Premiums are a sticking point. The basic premium -- $19 per employee per year -- hasn't changed since 1991. To narrow the agency's deficit, the fees would have to be quadrupled, which isn't politically feasible. Instead, the White House may push for a more modest across- the-board increase, as well as higher fees for shakier companies. In the UAL case, the expected termination of a total of four pension plans would likely cost the PBGC an estimated $6.4 billion, but the company has paid only a total of $50 million in premiums.
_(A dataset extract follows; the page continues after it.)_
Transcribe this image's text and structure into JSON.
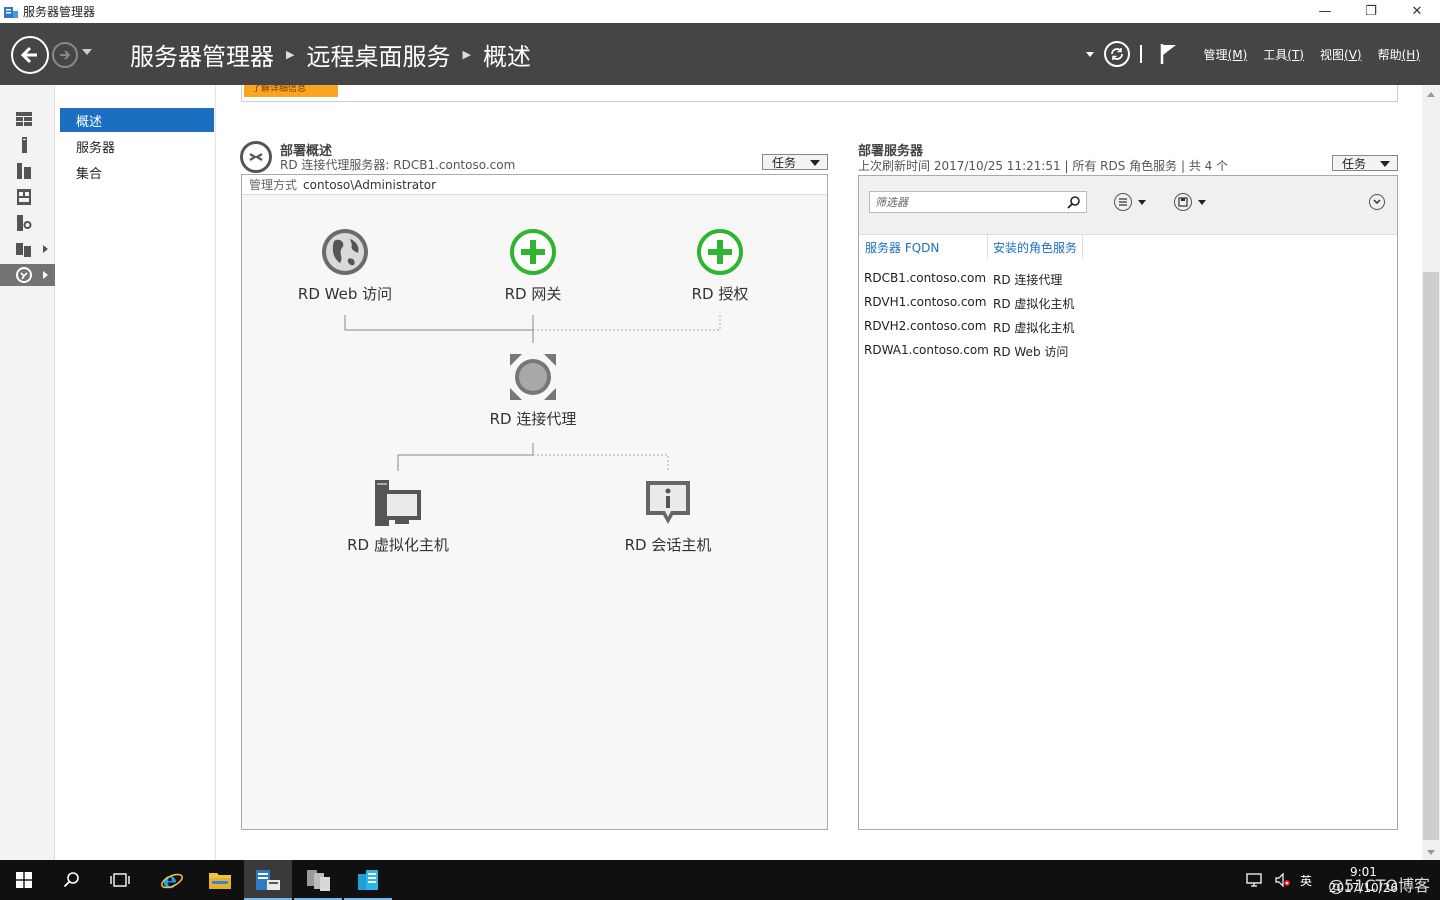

The PBGC's Mr. Belt also is calling for an end to loopholes that allow companies to report their plans as fully funded when they aren't. Before the US Airways pilots' pension plan was taken over by the PBGC in 2003, the airline claimed it was 94% funded. But the PBGC calculated that it was only 33% funded, with a $2.5 billion shortfall, according to Mr. Belt. US Airways challenged the size of the shortfall in federal court, but the PBGC's calculation was upheld.

The administration also wants companies to be required to tell investors and employees well before any pension plans become significantly underfunded, to give interested people a chance to pressure companies to increase the funding.

On premiums, business groups say they are willing to consider some increase, but warn that much higher fees for troubled companies would be counterproductive by encouraging them to dump pension plans on the PBGC, which has limited power in deciding which pension plans it will take over. And they generally oppose stricter disclosure requirements, saying the volatile nature of valuing pension assets and liabilities could mislead and alarm employees and cause investors to shun company securities.